I wished he would stop trying to flatter me and shifted impatiently where I sat. He seemed to notice this as I stood and crossed my arms over my chest.

"I have seen many matches of the kind and wish to compete in the arena someday with my own chariot," He continued, as I rounded the well. He sounded like a naïve youth; wanting the glory of the circus but oblivious to the horror of it, "When I saw you fight today, I was impressed. Not only by your prowess but by the way you completed your duty."

"My duty?" I asked, across from him, "Your highness, I do this job for survival not for esteem or fame. There is nothing dutiful about killing another for no reason."

"You obeyed your Emperor and that is a duty." He said, sitting up, "I have come here to ask for your guidance in your craft. I want to learn the ways of the charioteer."

This was too much.

"Your highness, if I may be bold to say so, you are a foolish man. Why would you go willingly into the arena?" I questioned, feeling the fire in my voice.

He snorted a mirthless laugh, "Just like a woman. My reasons are no concern of yours. However, do not think you will not be paid in full for your services. You will be compensated. Perhaps even given your freedom."

This caught my attention. Even though I had only spoken with this man for a few moments, I already despised him. Yet I would do anything to be free of the circus. My silence seemed to give the Emperor confidence that he was winning me over.

"You would be given quarters at the palace. You would not have to compete for the time you would be teaching me. And afterwards, you could go free." He said, tossing a stone into the glassy surface of the well.

I would do anything to be free of this lifestyle. Yet my thoughts went back to my sister. What would happen to Edie if I was to leave? How would she be free?

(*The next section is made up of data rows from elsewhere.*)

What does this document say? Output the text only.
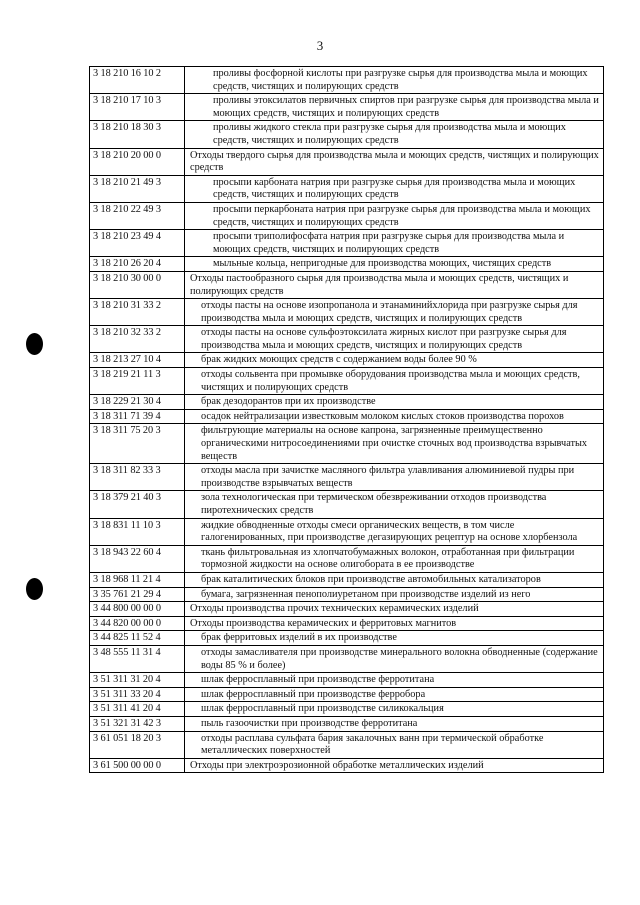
3
3 18 210 16 10 2	проливы фосфорной кислоты при разгрузке сырья для производства мыла и моющих средств, чистящих и полирующих средств
3 18 210 17 10 3	проливы этоксилатов первичных спиртов при разгрузке сырья для производства мыла и моющих средств, чистящих и полирующих средств
3 18 210 18 30 3	проливы жидкого стекла при разгрузке сырья для производства мыла и моющих средств, чистящих и полирующих средств
3 18 210 20 00 0	Отходы твердого сырья для производства мыла и моющих средств, чистящих и полирующих средств
3 18 210 21 49 3	просыпи карбоната натрия при разгрузке сырья для производства мыла и моющих средств, чистящих и полирующих средств
3 18 210 22 49 3	просыпи перкарбоната натрия при разгрузке сырья для производства мыла и моющих средств, чистящих и полирующих средств
3 18 210 23 49 4	просыпи триполифосфата натрия при разгрузке сырья для производства мыла и моющих средств, чистящих и полирующих средств
3 18 210 26 20 4	мыльные кольца, непригодные для производства моющих, чистящих средств
3 18 210 30 00 0	Отходы пастообразного сырья для производства мыла и моющих средств, чистящих и полирующих средств
3 18 210 31 33 2	отходы пасты на основе изопропанола и этанаминийхлорида при разгрузке сырья для производства мыла и моющих средств, чистящих и полирующих средств
3 18 210 32 33 2	отходы пасты на основе сульфоэтоксилата жирных кислот при разгрузке сырья для производства мыла и моющих средств, чистящих и полирующих средств
3 18 213 27 10 4	брак жидких моющих средств с содержанием воды более 90 %
3 18 219 21 11 3	отходы сольвента при промывке оборудования производства мыла и моющих средств, чистящих и полирующих средств
3 18 229 21 30 4	брак дезодорантов при их производстве
3 18 311 71 39 4	осадок нейтрализации известковым молоком кислых стоков производства порохов
3 18 311 75 20 3	фильтрующие материалы на основе капрона, загрязненные преимущественно органическими нитросоединениями при очистке сточных вод производства взрывчатых веществ
3 18 311 82 33 3	отходы масла при зачистке масляного фильтра улавливания алюминиевой пудры при производстве взрывчатых веществ
3 18 379 21 40 3	зола технологическая при термическом обезвреживании отходов производства пиротехнических средств
3 18 831 11 10 3	жидкие обводненные отходы смеси органических веществ, в том числе галогенированных, при производстве дегазирующих рецептур на основе хлорбензола
3 18 943 22 60 4	ткань фильтровальная из хлопчатобумажных волокон, отработанная при фильтрации тормозной жидкости на основе олигобората в ее производстве
3 18 968 11 21 4	брак каталитических блоков при производстве автомобильных катализаторов
3 35 761 21 29 4	бумага, загрязненная пенополиуретаном при производстве изделий из него
3 44 800 00 00 0	Отходы производства прочих технических керамических изделий
3 44 820 00 00 0	Отходы производства керамических и ферритовых магнитов
3 44 825 11 52 4	брак ферритовых изделий в их производстве
3 48 555 11 31 4	отходы замасливателя при производстве минерального волокна обводненные (содержание воды 85 % и более)
3 51 311 31 20 4	шлак ферросплавный при производстве ферротитана
3 51 311 33 20 4	шлак ферросплавный при производстве ферробора
3 51 311 41 20 4	шлак ферросплавный при производстве силикокальция
3 51 321 31 42 3	пыль газоочистки при производстве ферротитана
3 61 051 18 20 3	отходы расплава сульфата бария закалочных ванн при термической обработке металлических поверхностей
3 61 500 00 00 0	Отходы при электроэрозионной обработке металлических изделий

"When do you need an answer?" I asked, walking around to him.

His muddy curls wafted with the breeze as an easy smirk spread from his lips.

"By tomorrow. I will send a messenger."

I nodded, "Then by dawn you shall have my reply."

I started to leave.

"Wait just a moment." He said through the darkness.

I looked back and threw my braid over my shoulder.

"What was it you said to the gladiator before you killed him?"

"I commended him for his valor and wished a warm welcome from the gods for him." I answered, standing tall.

His eyebrows arched in surprise at my response, "What is your name, gladiatrix?"

"Wren, your highness." I continued my way back to the tent, leaving the spoiled tyrant in the night.

I would speak to Edie of this later. Right now, I needed to find the temple. Incense and prayer always cleared my head. I needed guidance.


Glossary of Terms:

Lanista - The owners of a gladiatorial troupe, often former gladiators themselves

Thracian - A type of Gladiator who had a smaller shield, extensive leg armor, a wild helmet and a sickle like sword

Paegniarius - The clown of the arena who entertained the crowd between fights. They often wore armor mimicking gladiators with humorous or erotic designs on them. They were the comedic relief of the arena.

Britannia - A province of Rome, now modern day Great Britain.

"Ave Caesar, morituri te salutant" - "Hail Caesar, we who are about to die salute you". The traditional salute of the gladiators before combat.

Queen Boudicea - The leader of the fierce celtic tribe of the Iceni who led a Spartacus like revolt against Rome in A.D 60 and nearly won Britannia back from Rome. Her name is also spelled Boudica.

Cyrene - A province of Rome in North Africa, now in east Libya.

Isis - The Egyptian goddess of nature whose worship spread over the Roman Empire after the Hellenistic period.